An initiative in this direction has already been started by the British Pugwash Group. In setting up a “Nuclear Weapons Awareness Project,” the British Pugwash Group is collaborating with about a dozen other British organizations, ranging from BASIC (the British American Security Information Council) to MEDACT (Medical Action), from CND to Greenpeace. I suggest that the Pugwash Council should take it up and find ways to implement it on an international scale.
Let me now conclude with some simple observations of a more general nature, but relevant to the problems I have raised.
I believe in the inherent goodness of humankind. What would be the point of keeping the human species if this were not true? But then our task must be to ensure that this belief gains general acceptance.
We still conduct world affairs on the outdated principle that our survival demands being militarily strong. This is a remnant of our early history, when humans had to resort to violence in order to survive or to ensure continuation of the species. It completely ignores the radical changes that have occurred as a result of the advances in science and technology, changes which make such a stand no longer necessary. If equitably distributed, our resources could be sufficient to meet the basic needs of the world population, despite its huge increase.
Moreover, thanks largely to the fantastic progress in technology, our world is becoming more and more interdependent, more and more transparent, more and more interactive. Inherent in these developments is a set of agreements, ranging from confidence-building measures to formal international treaties; from protection of the environment to the clearance of mine fields; from Interpol to the International Criminal Court; from ensuring intellectual property rights to the Declaration of Human Rights. Respect for, and strict adherence to, the terms of international agreements are at the basis of a civilized society. Without this, anarchy and terrorism would reign, the very perils President Bush is allegedly committed to eradicate. While he tackles this issue by military means, we must strive to achieve it by peaceful means. While the Bush administration plans to act unilaterally, we have to ensure that world security is entrusted to the United Nations, the institution set up for this purpose. And we must link our respect for the law with strong moral principles.

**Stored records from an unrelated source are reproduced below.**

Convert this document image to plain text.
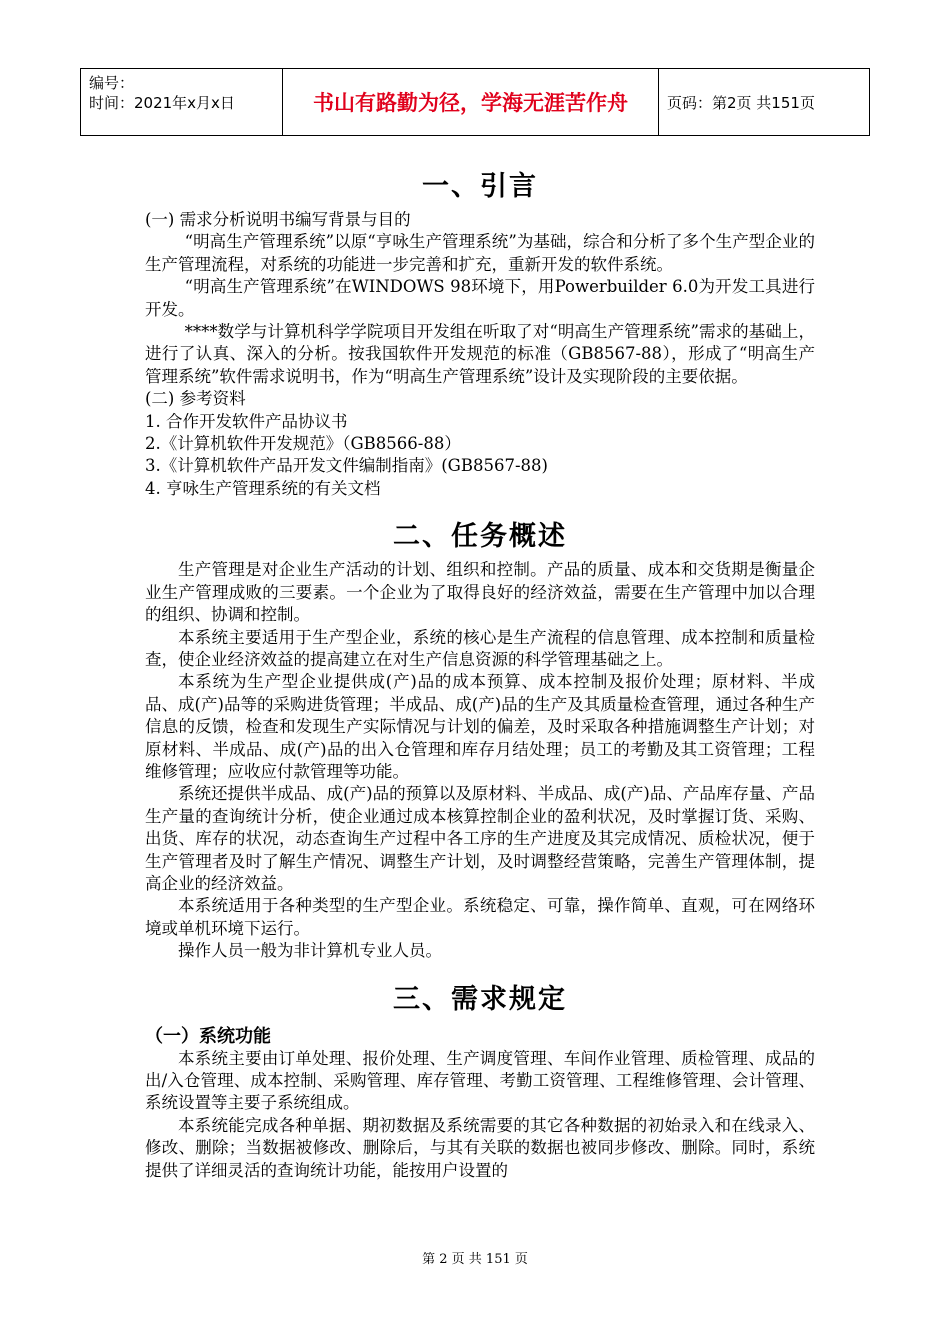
编号：
时间：2021年x月x日	书山有路勤为径，学海无涯苦作舟	页码：第2页 共151页
一、引言

(一) 需求分析说明书编写背景与目的

“明高生产管理系统”以原“亨咏生产管理系统”为基础，综合和分析了多个生产型企业的生产管理流程，对系统的功能进一步完善和扩充，重新开发的软件系统。

“明高生产管理系统”在WINDOWS 98环境下，用Powerbuilder 6.0为开发工具进行开发。

****数学与计算机科学学院项目开发组在听取了对“明高生产管理系统”需求的基础上，进行了认真、深入的分析。按我国软件开发规范的标准（GB8567-88），形成了“明高生产管理系统”软件需求说明书，作为“明高生产管理系统”设计及实现阶段的主要依据。

(二) 参考资料

1. 合作开发软件产品协议书

2.《计算机软件开发规范》（GB8566-88）

3.《计算机软件产品开发文件编制指南》(GB8567-88)

4. 亨咏生产管理系统的有关文档

二、任务概述

生产管理是对企业生产活动的计划、组织和控制。产品的质量、成本和交货期是衡量企业生产管理成败的三要素。一个企业为了取得良好的经济效益，需要在生产管理中加以合理的组织、协调和控制。

本系统主要适用于生产型企业，系统的核心是生产流程的信息管理、成本控制和质量检查，使企业经济效益的提高建立在对生产信息资源的科学管理基础之上。

本系统为生产型企业提供成(产)品的成本预算、成本控制及报价处理；原材料、半成品、成(产)品等的采购进货管理；半成品、成(产)品的生产及其质量检查管理，通过各种生产信息的反馈，检查和发现生产实际情况与计划的偏差，及时采取各种措施调整生产计划；对原材料、半成品、成(产)品的出入仓管理和库存月结处理；员工的考勤及其工资管理；工程维修管理；应收应付款管理等功能。

系统还提供半成品、成(产)品的预算以及原材料、半成品、成(产)品、产品库存量、产品生产量的查询统计分析，使企业通过成本核算控制企业的盈利状况，及时掌握订货、采购、出货、库存的状况，动态查询生产过程中各工序的生产进度及其完成情况、质检状况，便于生产管理者及时了解生产情况、调整生产计划，及时调整经营策略，完善生产管理体制，提高企业的经济效益。

本系统适用于各种类型的生产型企业。系统稳定、可靠，操作简单、直观，可在网络环境或单机环境下运行。

操作人员一般为非计算机专业人员。

三、需求规定
（一）系统功能

本系统主要由订单处理、报价处理、生产调度管理、车间作业管理、质检管理、成品的出/入仓管理、成本控制、采购管理、库存管理、考勤工资管理、工程维修管理、会计管理、系统设置等主要子系统组成。

本系统能完成各种单据、期初数据及系统需要的其它各种数据的初始录入和在线录入、修改、删除；当数据被修改、删除后，与其有关联的数据也被同步修改、删除。同时，系统提供了详细灵活的查询统计功能，能按用户设置的

第 2 页 共 151 页
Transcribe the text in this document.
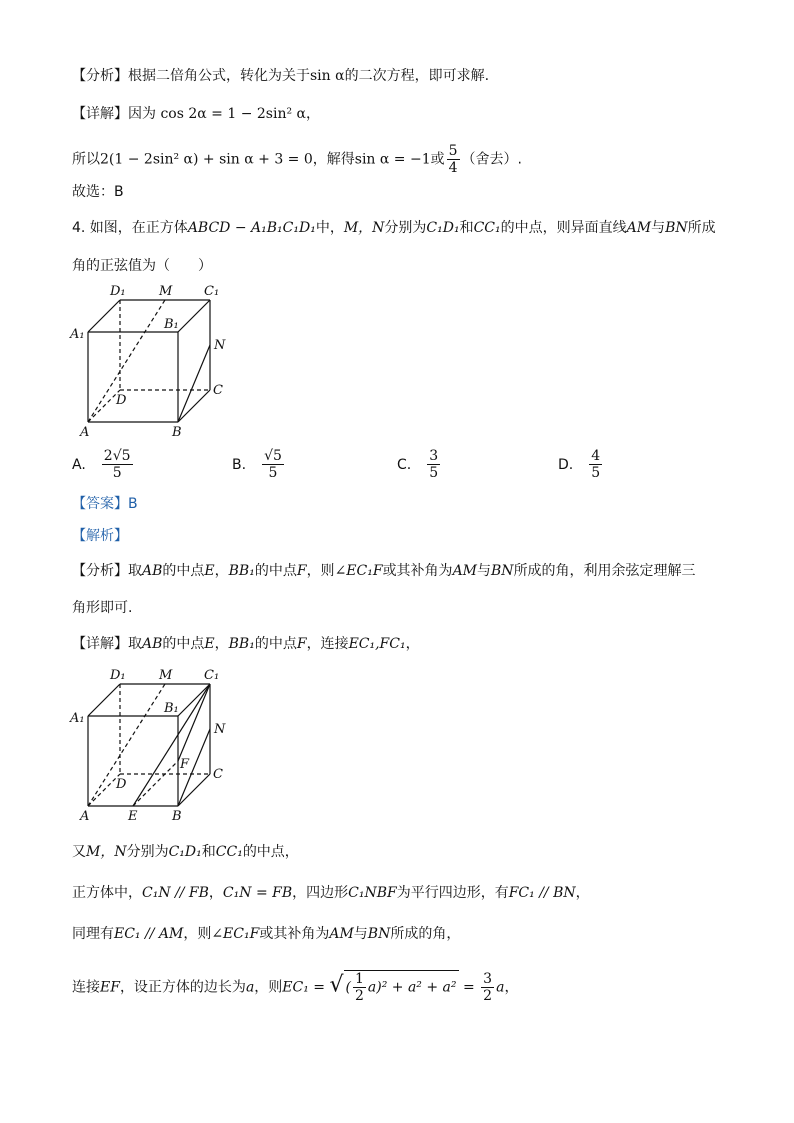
【分析】根据二倍角公式，转化为关于sin α的二次方程，即可求解.
【详解】因为 cos 2α = 1 − 2sin² α，
所以2(1 − 2sin² α) + sin α + 3 = 0，解得sin α = −1或 $\frac{5}{4}$ （舍去）.
故选：B
4. 如图，在正方体ABCD − A₁B₁C₁D₁中，M，N分别为C₁D₁和CC₁的中点，则异面直线AM与BN所成
角的正弦值为（　　）
D₁	M C₁
B₁
A₁
N
C
D
A	B
A. $\frac{2√5}{5}$	B. $\frac{√5}{5}$	C. $\frac{3}{5}$	D. $\frac{4}{5}$
【答案】B
【解析】
【分析】取AB的中点E，BB₁的中点F，则∠EC₁F或其补角为AM与BN所成的角，利用余弦定理解三
角形即可.
【详解】取AB的中点E，BB₁的中点F，连接EC₁,FC₁，
D₁	M C₁
B₁
A₁
N
F
C
D
A	E	B
又M，N分别为C₁D₁和CC₁的中点，
正方体中，C₁N // FB，C₁N = FB，四边形C₁NBF为平行四边形，有FC₁ // BN，
同理有EC₁ // AM，则∠EC₁F或其补角为AM与BN所成的角，
连接EF，设正方体的边长为a，则EC₁ = √ ( $\frac{1}{2} a)^2 + a^2 + a^2 = \frac{3}{2}$ a，
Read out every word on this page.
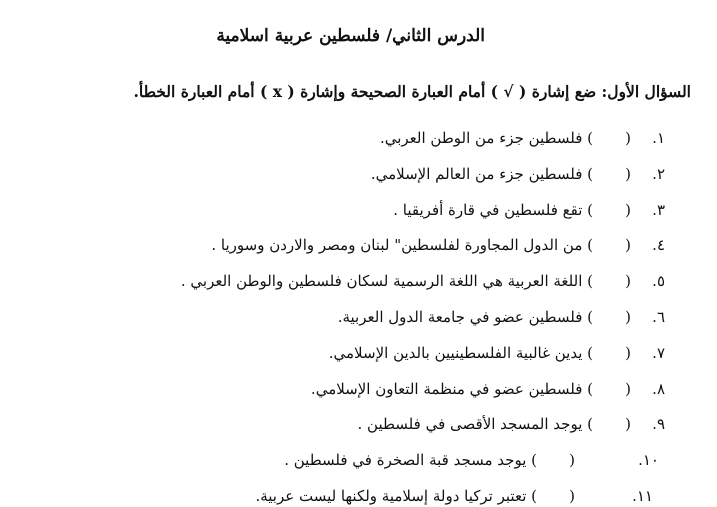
الدرس الثاني/ فلسطين عربية اسلامية
السؤال الأول: ضع إشارة ( √ ) أمام العبارة الصحيحة وإشارة ( x ) أمام العبارة الخطأ.
١.
(
) فلسطين جزء من الوطن العربي.
٢.
(
) فلسطين جزء من العالم الإسلامي.
٣.
(
) تقع فلسطين في قارة أفريقيا .
٤.
(
) من الدول المجاورة لفلسطين" لبنان ومصر والاردن وسوريا .
٥.
(
) اللغة العربية هي اللغة الرسمية لسكان فلسطين والوطن العربي .
٦.
(
) فلسطين عضو في جامعة الدول العربية.
٧.
(
) يدين غالبية الفلسطينيين بالدين الإسلامي.
٨.
(
) فلسطين عضو في منظمة التعاون الإسلامي.
٩.
(
) يوجد المسجد الأقصى في فلسطين .
١٠.
(
) يوجد مسجد قبة الصخرة في فلسطين .
١١.
(
) تعتبر تركيا دولة إسلامية ولكنها ليست عربية.
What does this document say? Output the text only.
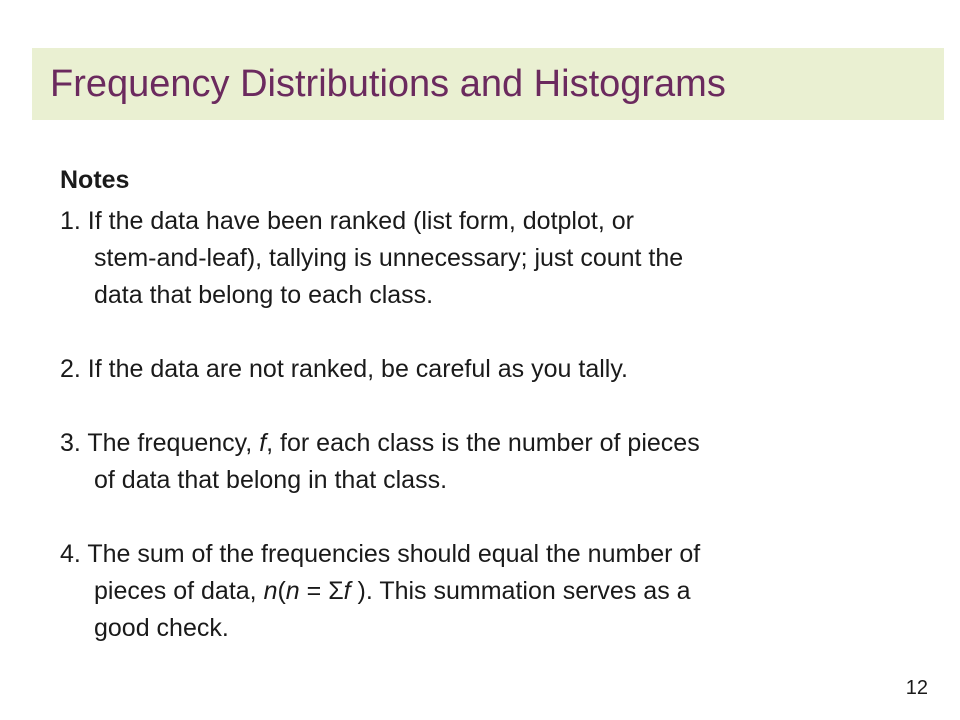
Frequency Distributions and Histograms
Notes
1. If the data have been ranked (list form, dotplot, or
stem-and-leaf), tallying is unnecessary; just count the
data that belong to each class.
2. If the data are not ranked, be careful as you tally.
3. The frequency, f, for each class is the number of pieces
of data that belong in that class.
4. The sum of the frequencies should equal the number of
pieces of data, n(n = Σf ). This summation serves as a
good check.
12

Many Pugwash members are professionals, trained to look at problems in a detached, realistic, non-sentimental approach. But we are all, primarily, human beings, anxious to provide security for our nearest and dearest, and peace for fellow citizens of our nation and the world. We want to see a world in which relations between people and between nations are based on compassion, not greed; on generosity, not jealousy; on persuasion, not force; on equity, not oppression.
These are simple, some will say romantic, sentiments, but they are also realistic necessities. In a world armed with weapons of mass destruction, the use of which might bring the whole of civilization to an end, we cannot afford a polarized community, with its inherent threat of military confrontations. A global, equitable community, to which we all belong as world citizens, has become a vital necessity.